Forecasting auto manufacturer revenue with alternative data
Danesh Kissoon, Senior Analyst (London)
High interest rates have, inevitably, caused a fall in demand for new vehicles resulting in car manufacturers having larger-than-expected vehicle inventories. To shift stock, dealers and manufacturers are using cashback and low-interest incentive programmes to motivate consumers to “buy more for less”. In this report, we highlight datasets that can be used to forecast the revenue of automotive manufacturers.
Overview
Excessive inventory volumes, large incentive programmes and reduced consumer demand can all result in lower revenue.

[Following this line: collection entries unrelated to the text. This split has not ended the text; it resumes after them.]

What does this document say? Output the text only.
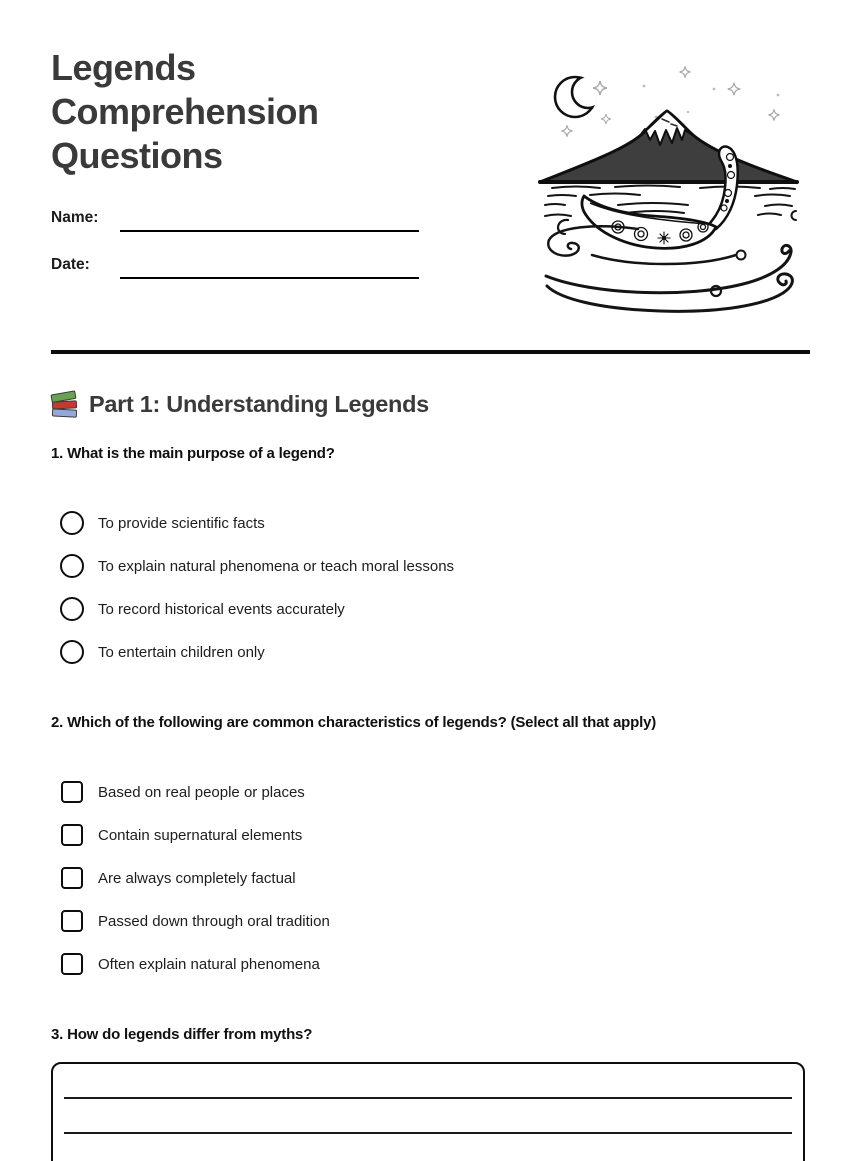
Legends
Comprehension
Questions
Name:
Date:
Part 1: Understanding Legends
1. What is the main purpose of a legend?
To provide scientific facts
To explain natural phenomena or teach moral lessons
To record historical events accurately
To entertain children only
2. Which of the following are common characteristics of legends? (Select all that apply)
Based on real people or places
Contain supernatural elements
Are always completely factual
Passed down through oral tradition
Often explain natural phenomena
3. How do legends differ from myths?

Traditionally, investors may initially look to consensus estimate data to forecast auto industry KPIs such as revenue. Consensus estimate providers combine machine-learning and crowdsourced investor sentiment to provide investment managers with a benchmark for automotive company KPIs (e.g. sales volumes).

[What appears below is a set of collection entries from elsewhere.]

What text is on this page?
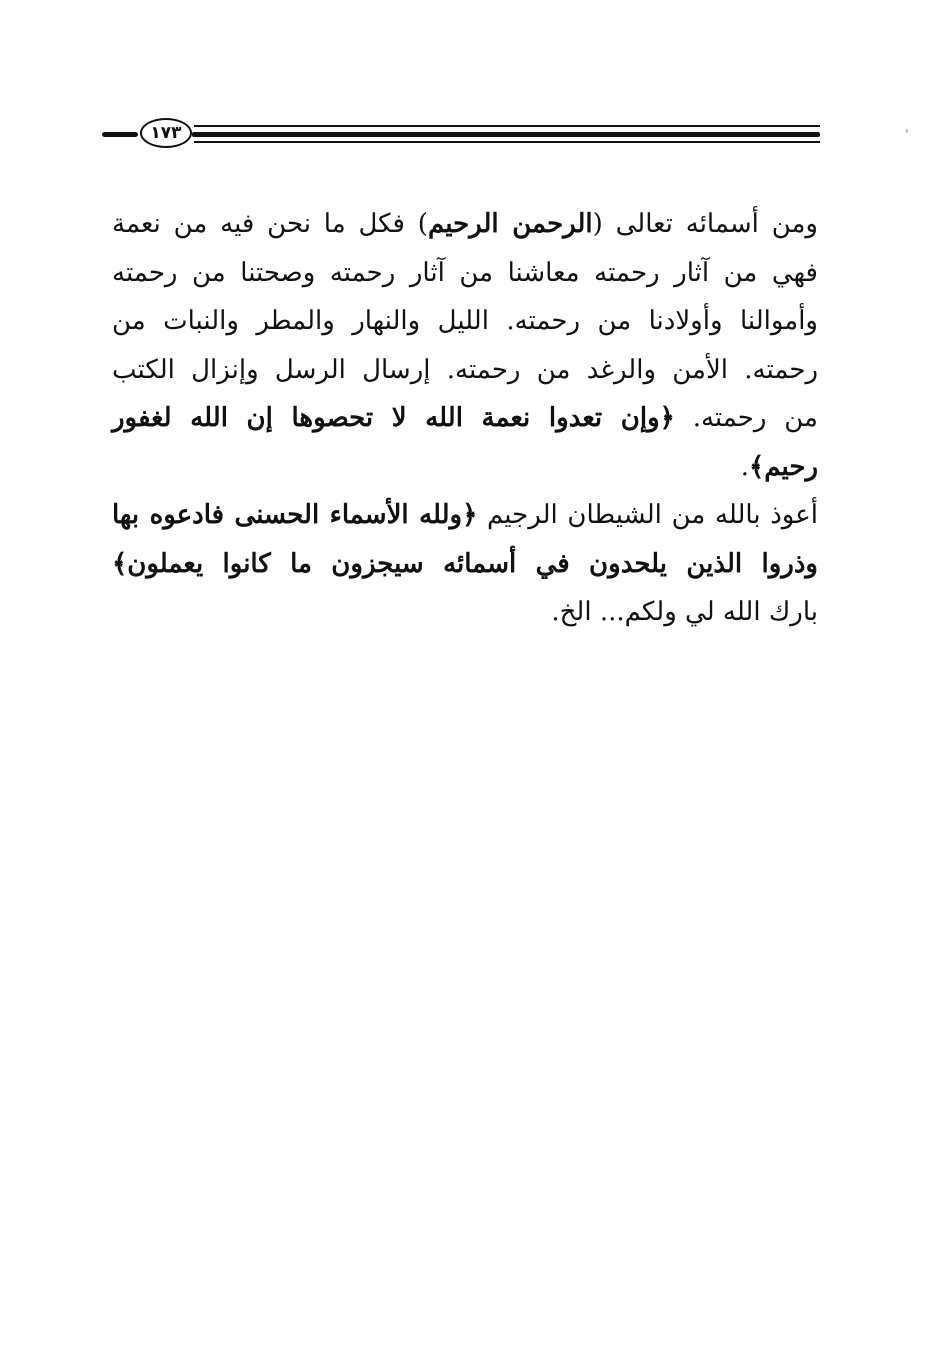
١٧٣	ء
ومن أسمائه تعالى (الرحمن الرحيم) فكل ما نحن فيه من نعمة
فهي من آثار رحمته معاشنا من آثار رحمته وصحتنا من رحمته
وأموالنا وأولادنا من رحمته. الليل والنهار والمطر والنبات من
رحمته. الأمن والرغد من رحمته. إرسال الرسل وإنزال الكتب
من رحمته. ﴿وإن تعدوا نعمة الله لا تحصوها إن الله لغفور
رحيم﴾.
أعوذ بالله من الشيطان الرجيم ﴿ولله الأسماء الحسنى فادعوه بها
وذروا الذين يلحدون في أسمائه سيجزون ما كانوا يعملون﴾
بارك الله لي ولكم... الخ.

While consensus data can act as a useful benchmark for investors, this report outlines alternative data sources that can be used to outperform consensus benchmarks. The image below provides a high-level overview of the alt-data landscape for automotive investors.

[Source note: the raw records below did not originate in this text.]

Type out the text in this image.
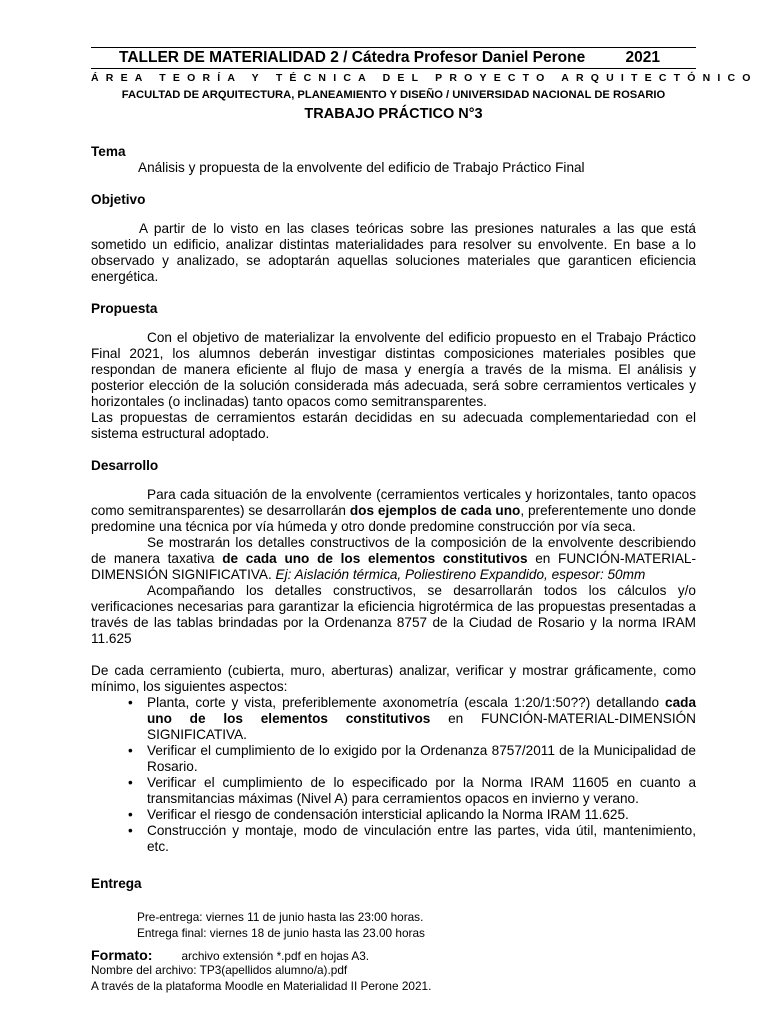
TALLER DE MATERIALIDAD 2 / Cátedra Profesor Daniel Perone	2021
ÁREA TEORÍA Y TÉCNICA DEL PROYECTO ARQUITECTÓNICO
FACULTAD DE ARQUITECTURA, PLANEAMIENTO Y DISEÑO / UNIVERSIDAD NACIONAL DE ROSARIO
TRABAJO PRÁCTICO N°3

Tema

Análisis y propuesta de la envolvente del edificio de Trabajo Práctico Final

Objetivo

A partir de lo visto en las clases teóricas sobre las presiones naturales a las que está sometido un edificio, analizar distintas materialidades para resolver su envolvente. En base a lo observado y analizado, se adoptarán aquellas soluciones materiales que garanticen eficiencia energética.

Propuesta

Con el objetivo de materializar la envolvente del edificio propuesto en el Trabajo Práctico Final 2021, los alumnos deberán investigar distintas composiciones materiales posibles que respondan de manera eficiente al flujo de masa y energía a través de la misma. El análisis y posterior elección de la solución considerada más adecuada, será sobre cerramientos verticales y horizontales (o inclinadas) tanto opacos como semitransparentes.

Las propuestas de cerramientos estarán decididas en su adecuada complementariedad con el sistema estructural adoptado.

Desarrollo

Para cada situación de la envolvente (cerramientos verticales y horizontales, tanto opacos como semitransparentes) se desarrollarán dos ejemplos de cada uno, preferentemente uno donde predomine una técnica por vía húmeda y otro donde predomine construcción por vía seca.

Se mostrarán los detalles constructivos de la composición de la envolvente describiendo de manera taxativa de cada uno de los elementos constitutivos en FUNCIÓN-MATERIAL-DIMENSIÓN SIGNIFICATIVA. Ej: Aislación térmica, Poliestireno Expandido, espesor: 50mm

Acompañando los detalles constructivos, se desarrollarán todos los cálculos y/o verificaciones necesarias para garantizar la eficiencia higrotérmica de las propuestas presentadas a través de las tablas brindadas por la Ordenanza 8757 de la Ciudad de Rosario y la norma IRAM 11.625

De cada cerramiento (cubierta, muro, aberturas) analizar, verificar y mostrar gráficamente, como mínimo, los siguientes aspectos:

• Planta, corte y vista, preferiblemente axonometría (escala 1:20/1:50??) detallando cada uno de los elementos constitutivos en FUNCIÓN-MATERIAL-DIMENSIÓN SIGNIFICATIVA.
• Verificar el cumplimiento de lo exigido por la Ordenanza 8757/2011 de la Municipalidad de Rosario.
• Verificar el cumplimiento de lo especificado por la Norma IRAM 11605 en cuanto a transmitancias máximas (Nivel A) para cerramientos opacos en invierno y verano.
• Verificar el riesgo de condensación intersticial aplicando la Norma IRAM 11.625.
• Construcción y montaje, modo de vinculación entre las partes, vida útil, mantenimiento, etc.

Entrega

Pre-entrega: viernes 11 de junio hasta las 23:00 horas.

Entrega final: viernes 18 de junio hasta las 23.00 horas

Formato: archivo extensión *.pdf en hojas A3.

Nombre del archivo: TP3(apellidos alumno/a).pdf

A través de la plataforma Moodle en Materialidad II Perone 2021.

While the data products included in the graphic above are not directly comparable (e.g. LMC provides forecasts while cars.com provides web-scraped data), the image provides an overview of the landscape based on:
- Claimed investor client adoption
- Level of preparedness each provider is to service investors
Revenue segments
According to KPI guides for the auto manufacturing industry, there are three primary segments that drive automotive manufacturer revenue:
- Automotive segment – sale of manufacturer vehicles
- Parts and services segment – sales of automotive parts and vehicle servicing
- Financials segment – lending and leasing vehicles to consumers
While the parts and services and financial segment are important revenue sources, the automotive segment continues to make up the largest share of OEM revenue. As such, this report piece will focus primarily on data sources that can be used for this segment.